Forget about the lolcat-esque sign, the real gem here is Robert Goodin's take on Yogi himself, which is about as hilarious as a bear in a necktie and porkpie hat could possibly be. Throw in the ranger's suspicious, narrowed eyes, and you've got a winner.
Along the same lines, Goodin is one of the few artists to tackle the realistic logistics of putting a duck into a sailor shirt. Pants, however, remain theoretical at best.
One of the more popular comics on the site for cover versions is "Avengers" #221, but my favorite is Jon Adams' take, which recasts it as an Official Survey, complete with fine print.
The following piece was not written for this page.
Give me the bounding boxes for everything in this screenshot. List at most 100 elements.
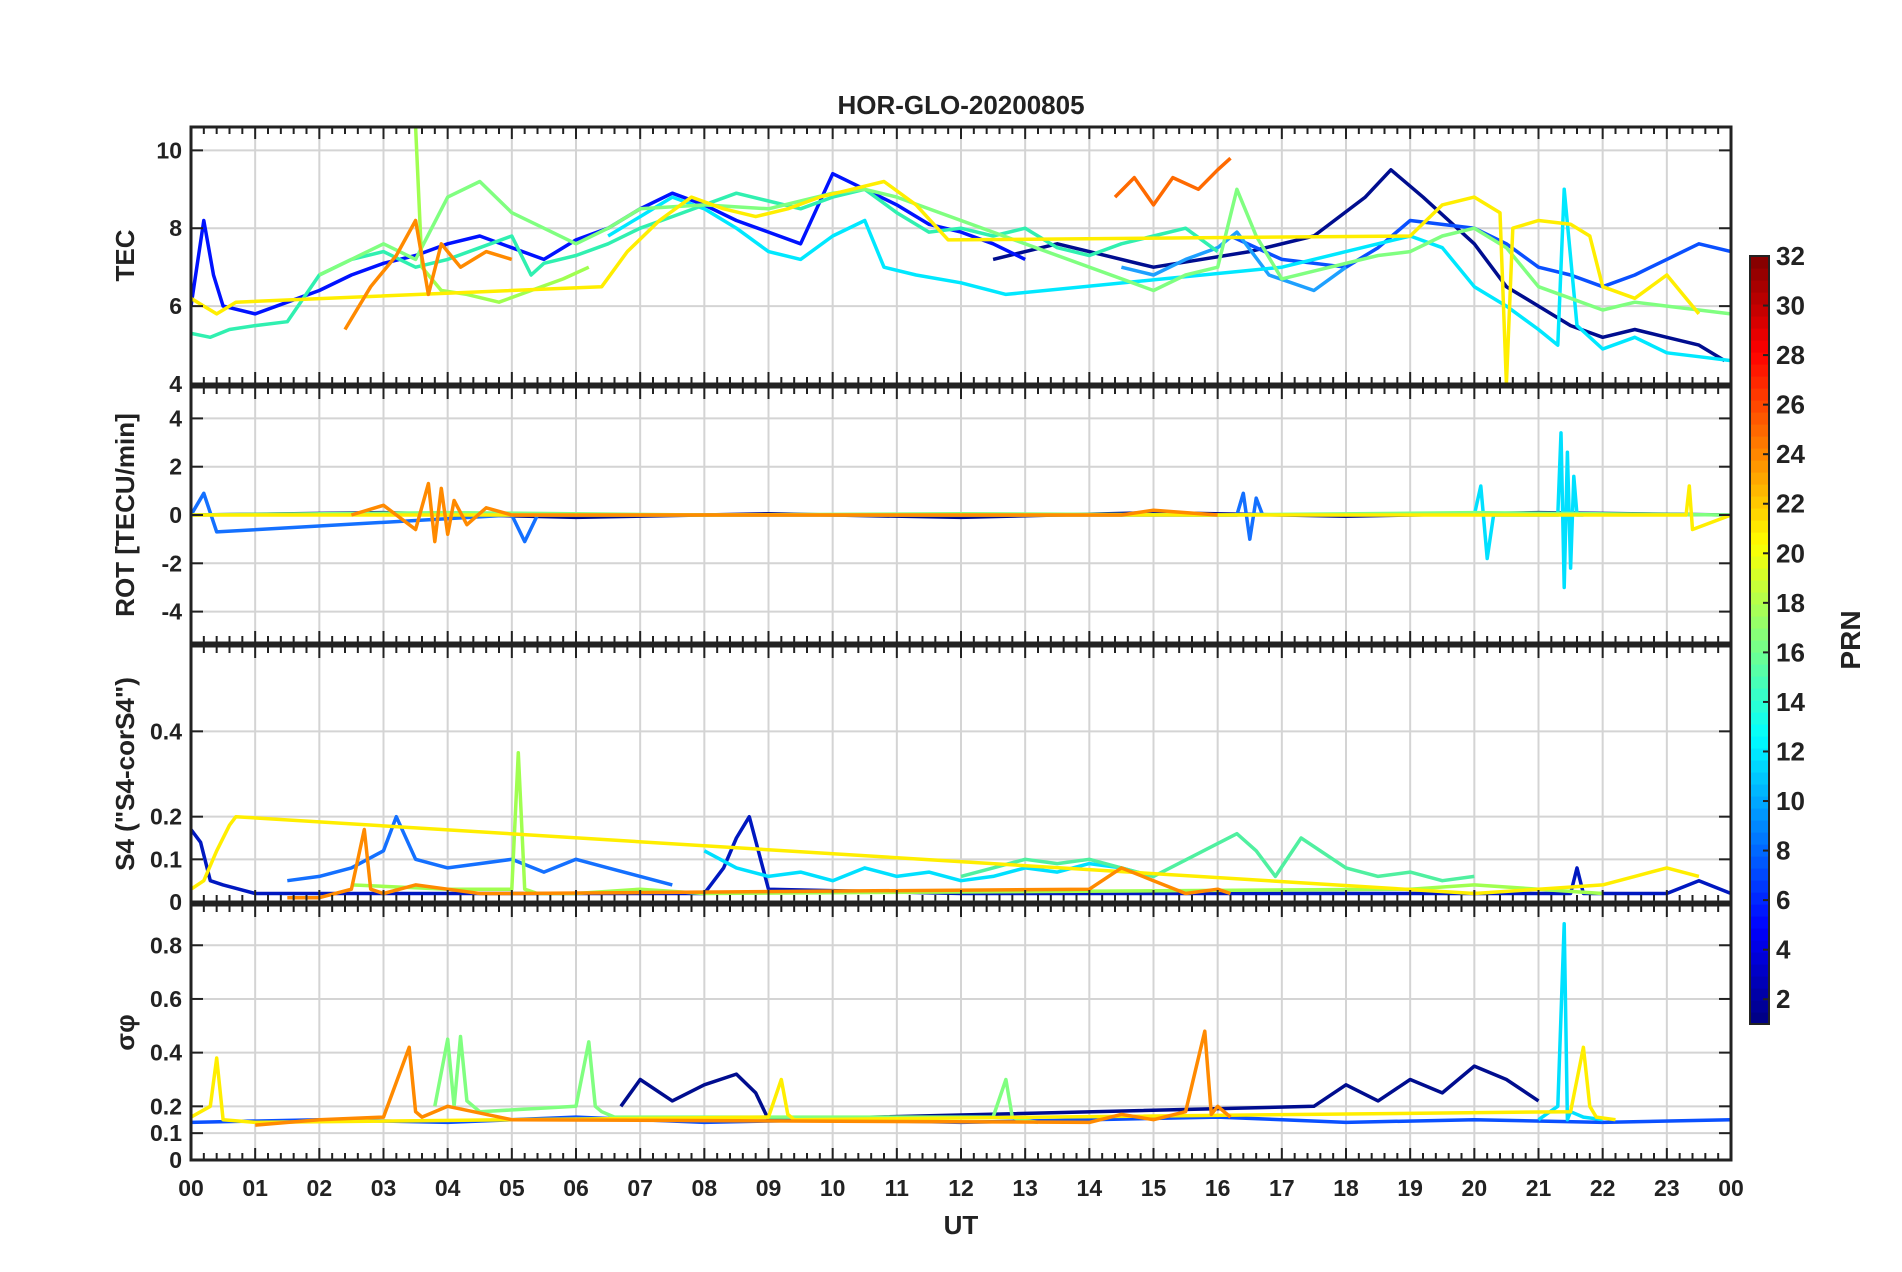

Kerry Callen's take on Tigra and Kraven isn't just drawn well, it's a very clever use of what you can do on the Internet that you can't do on the comics page that also give sa nice sense of motion to Tigra "falling" when her trapeze has been cut.
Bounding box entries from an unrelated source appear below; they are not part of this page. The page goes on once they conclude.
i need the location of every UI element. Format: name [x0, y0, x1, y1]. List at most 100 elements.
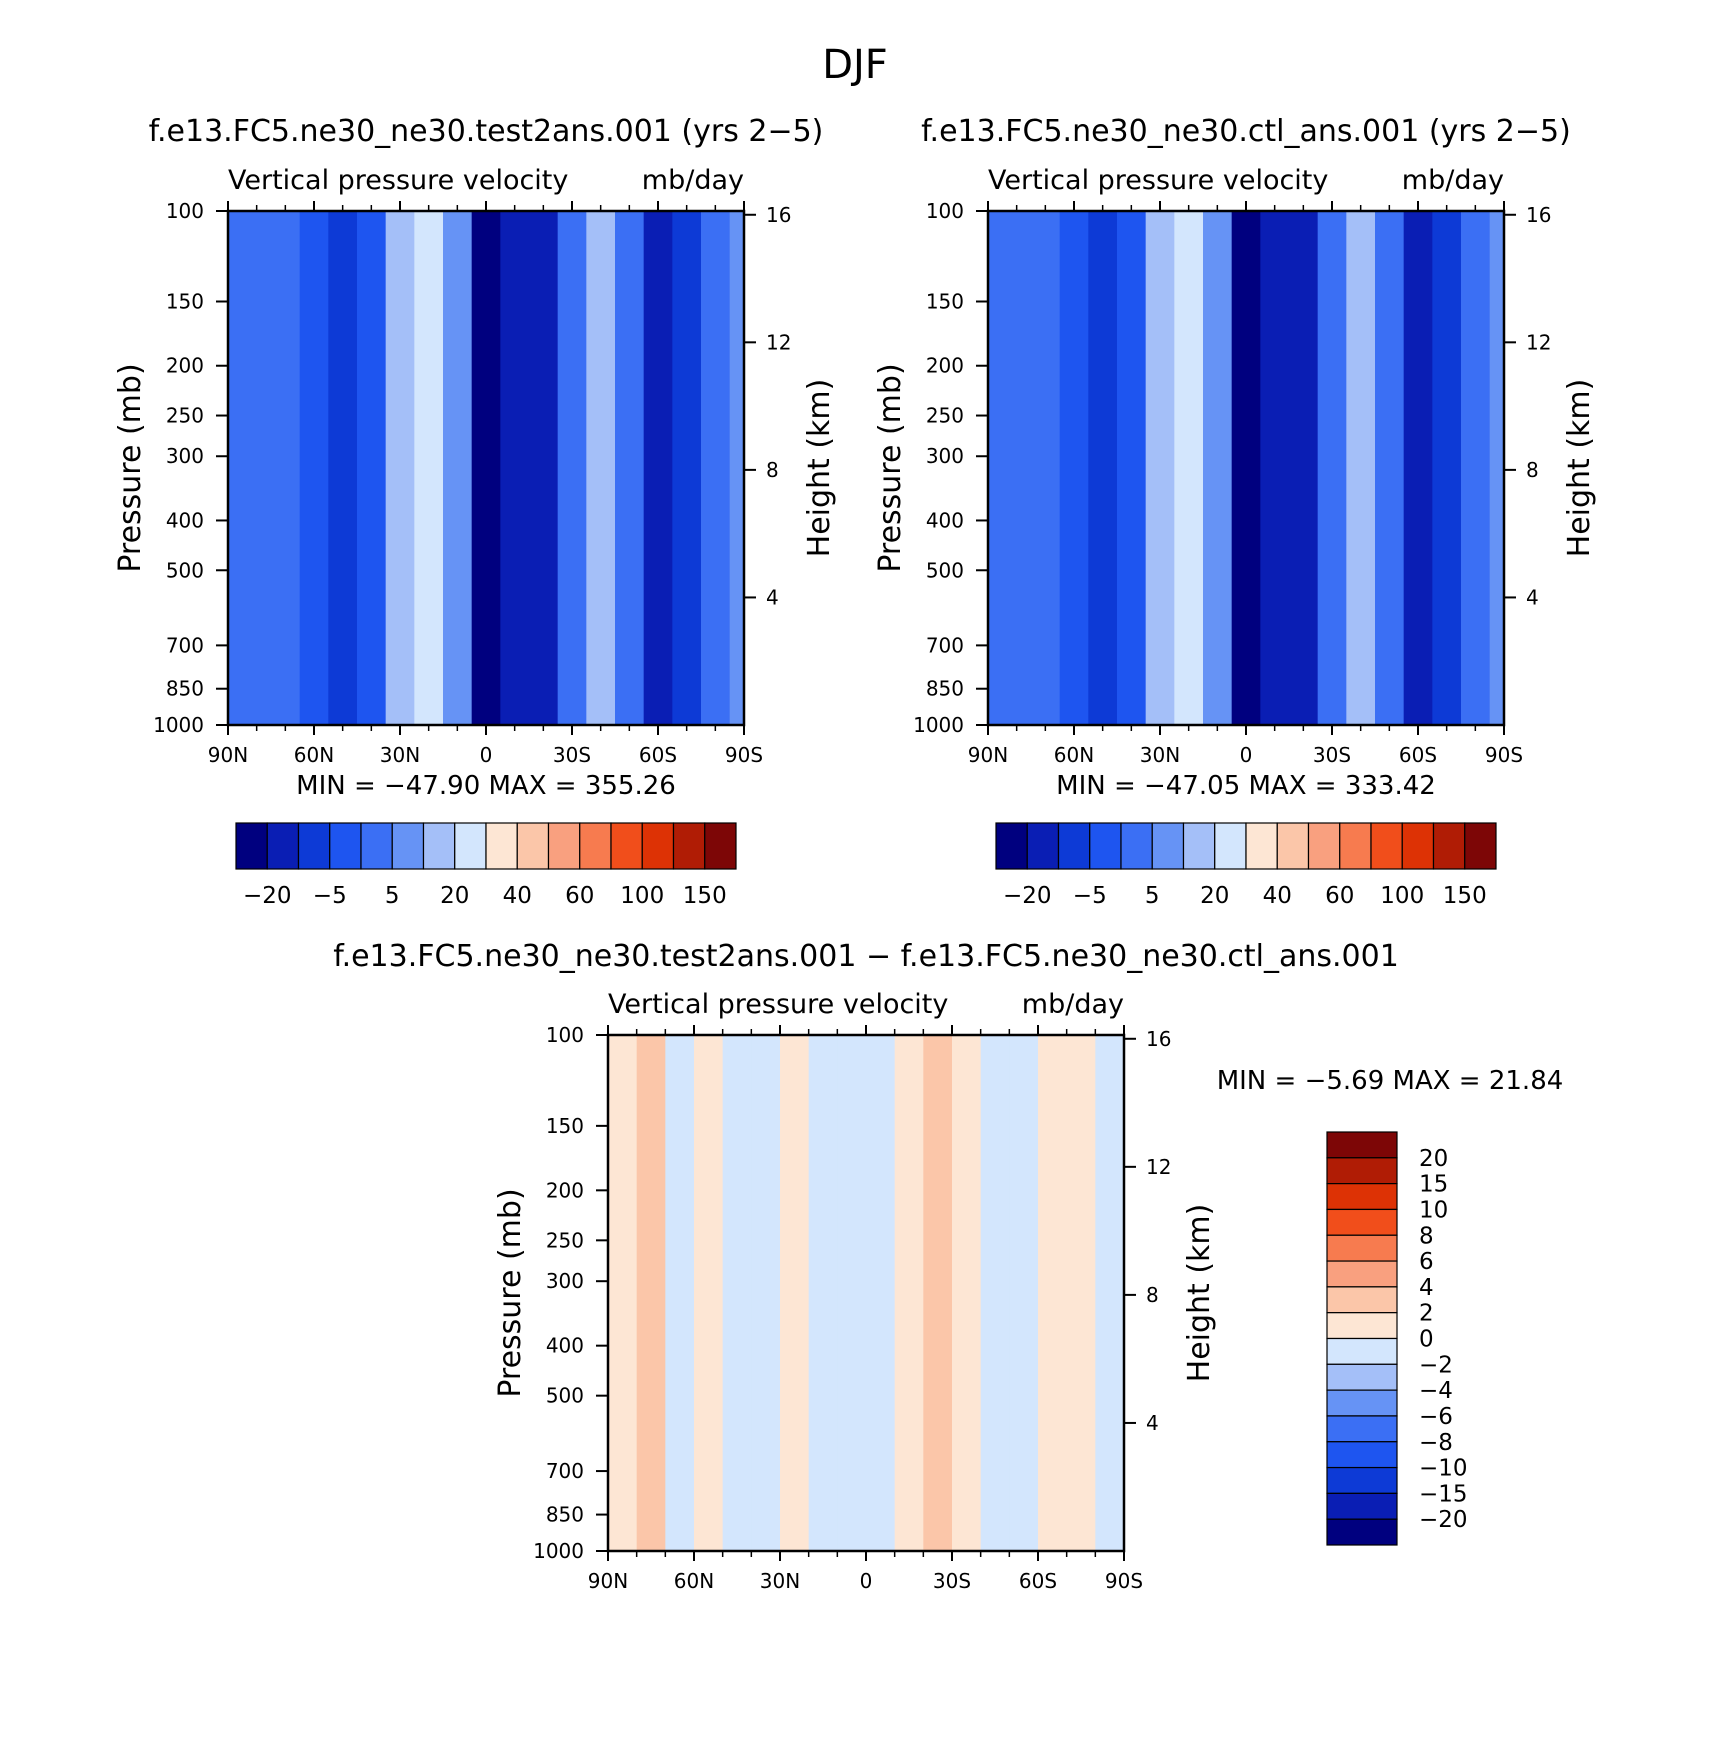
colorbar-box [391, 822, 425, 870]
y2-tick-label: 4 [1526, 585, 1539, 609]
x-tick-label: 60N [1054, 743, 1094, 767]
y-tick-label: 300 [166, 444, 204, 468]
y2-tick-label: 8 [766, 458, 779, 482]
y2-tick-label: 8 [1146, 1283, 1159, 1307]
colorbar-box [1326, 1234, 1398, 1262]
data-band [751, 1035, 781, 1551]
colorbar: −20 −5 5 20 40 60 100 150 [995, 822, 1497, 909]
data-band [808, 1035, 838, 1551]
y-tick-label: 400 [926, 508, 964, 532]
colorbar-label: 20 [440, 883, 469, 909]
colorbar-box [704, 822, 737, 870]
x-tick-label: 60S [1019, 1569, 1057, 1593]
colorbar-label: −20 [243, 883, 292, 909]
colorbar-label: −5 [1073, 883, 1107, 909]
y2-axis-label: Height (km) [802, 379, 837, 558]
panel-test: f.e13.FC5.ne30_ne30.test2ans.001 (yrs 2−… [113, 114, 837, 909]
colorbar-label: −6 [1419, 1404, 1453, 1430]
colorbar-label: 60 [1325, 883, 1354, 909]
data-band [385, 211, 415, 725]
colorbar-label: 20 [1200, 883, 1229, 909]
colorbar-box [1026, 822, 1060, 870]
panel-title: f.e13.FC5.ne30_ne30.test2ans.001 − f.e13… [333, 939, 1399, 974]
data-band [228, 211, 272, 725]
x-tick-label: 90N [208, 743, 248, 767]
y-tick-label: 700 [926, 633, 964, 657]
y2-tick-label: 12 [1526, 330, 1551, 354]
colorbar-box [579, 822, 612, 870]
colorbar-label: 8 [1419, 1223, 1434, 1249]
y-tick-label: 150 [546, 1114, 584, 1138]
y-tick-label: 150 [926, 290, 964, 314]
x-tick-label: 60S [1399, 743, 1437, 767]
x-tick-label: 60N [294, 743, 334, 767]
data-band [1489, 211, 1505, 725]
data-band [615, 211, 645, 725]
colorbar-label: 100 [620, 883, 664, 909]
colorbar-box [1326, 1389, 1398, 1417]
x-tick-label: 0 [1240, 743, 1253, 767]
colorbar-label: 6 [1419, 1249, 1434, 1275]
colorbar-box [1326, 1492, 1398, 1520]
colorbar-label: −20 [1419, 1507, 1468, 1533]
y-tick-label: 300 [926, 444, 964, 468]
colorbar-box [1057, 822, 1091, 870]
y2-tick-label: 12 [1146, 1155, 1171, 1179]
data-band [1088, 211, 1118, 725]
data-band [1174, 211, 1204, 725]
y-tick-label: 700 [546, 1459, 584, 1483]
panel-title: f.e13.FC5.ne30_ne30.ctl_ans.001 (yrs 2−5… [921, 114, 1571, 149]
x-tick-label: 30N [760, 1569, 800, 1593]
y2-tick-label: 16 [1146, 1027, 1171, 1051]
data-band [694, 1035, 724, 1551]
colorbar-label: −15 [1419, 1481, 1468, 1507]
data-band [357, 211, 387, 725]
colorbar-label: −4 [1419, 1378, 1453, 1404]
data-band [837, 1035, 867, 1551]
data-band [1145, 211, 1175, 725]
data-band [1346, 211, 1376, 725]
y-tick-label: 200 [166, 354, 204, 378]
y-tick-label: 300 [546, 1269, 584, 1293]
colorbar-box [1326, 1208, 1398, 1236]
y2-tick-label: 16 [1526, 203, 1551, 227]
colorbar-box [1326, 1363, 1398, 1391]
colorbar-box [995, 822, 1028, 870]
colorbar-box [1326, 1183, 1398, 1211]
x-tick-label: 90S [725, 743, 763, 767]
panel-subtitle-left: Vertical pressure velocity [988, 165, 1328, 196]
colorbar-box [360, 822, 393, 870]
x-tick-label: 60N [674, 1569, 714, 1593]
x-tick-label: 90N [588, 1569, 628, 1593]
y-tick-label: 850 [166, 677, 204, 701]
colorbar-box [1276, 822, 1310, 870]
panel-subtitle-left: Vertical pressure velocity [608, 989, 948, 1020]
data-band [952, 1035, 982, 1551]
colorbar-box [1326, 1337, 1398, 1365]
data-band [1117, 211, 1147, 725]
data-band [780, 1035, 810, 1551]
y-axis-label: Pressure (mb) [493, 1188, 528, 1397]
y-tick-label: 250 [546, 1228, 584, 1252]
data-band [1038, 1035, 1068, 1551]
colorbar-label: −5 [313, 883, 347, 909]
colorbar-label: 2 [1419, 1301, 1434, 1327]
y-tick-label: 400 [546, 1334, 584, 1358]
colorbar-box [1370, 822, 1403, 870]
panel-subtitle-right: mb/day [1402, 165, 1504, 196]
data-band [1009, 1035, 1039, 1551]
data-band [665, 1035, 695, 1551]
colorbar-box [485, 822, 518, 870]
data-band [988, 211, 1032, 725]
colorbar-box [1326, 1157, 1398, 1185]
colorbar-box [329, 822, 362, 870]
colorbar-label: 150 [683, 883, 727, 909]
colorbar-label: −10 [1419, 1456, 1468, 1482]
x-tick-label: 0 [860, 1569, 873, 1593]
colorbar-box [516, 822, 550, 870]
colorbar-box [1326, 1441, 1398, 1469]
min-max-stats: MIN = −5.69 MAX = 21.84 [1217, 1066, 1564, 1096]
colorbar-box [1326, 1466, 1398, 1494]
colorbar-label: −2 [1419, 1352, 1453, 1378]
The original version of "Amazing Spider-Man" #121 is striking, but there's no getting around the fact that Spider-Man swinging towards a giant yellow wall decked out in portraits of his supporting cast is a little weird when you actually think about it. Just one of the reasons to love Murray's version: Spider-Man casually strolling through an art gallery on his way to fight the Green Goblin.
Amazing what a difference a subtitle makes.
One of the tricks to the trade on covered is to tweak the angle of the shot a little to show what else is going on that the original didn't capture, and that's put to hilarious effect here, where the Fighting Yank's battle with a shark is met with a stern disapproving father and his sobbing son.
As if the original wide-eyed stare of the Wonder Dog wasn't surreal enough, ComicsAlliance's own Rusty Shackles isolaed him from his background and inadvertently creates the perfect hipster t-shirt.
Those are just a few of my favorites, but there are plenty others to check out, like these retro-minimalist takes on the New Mutants and Green Lantern, and more being added all the time. Poke through the gallery yourself, and see how awesome they are.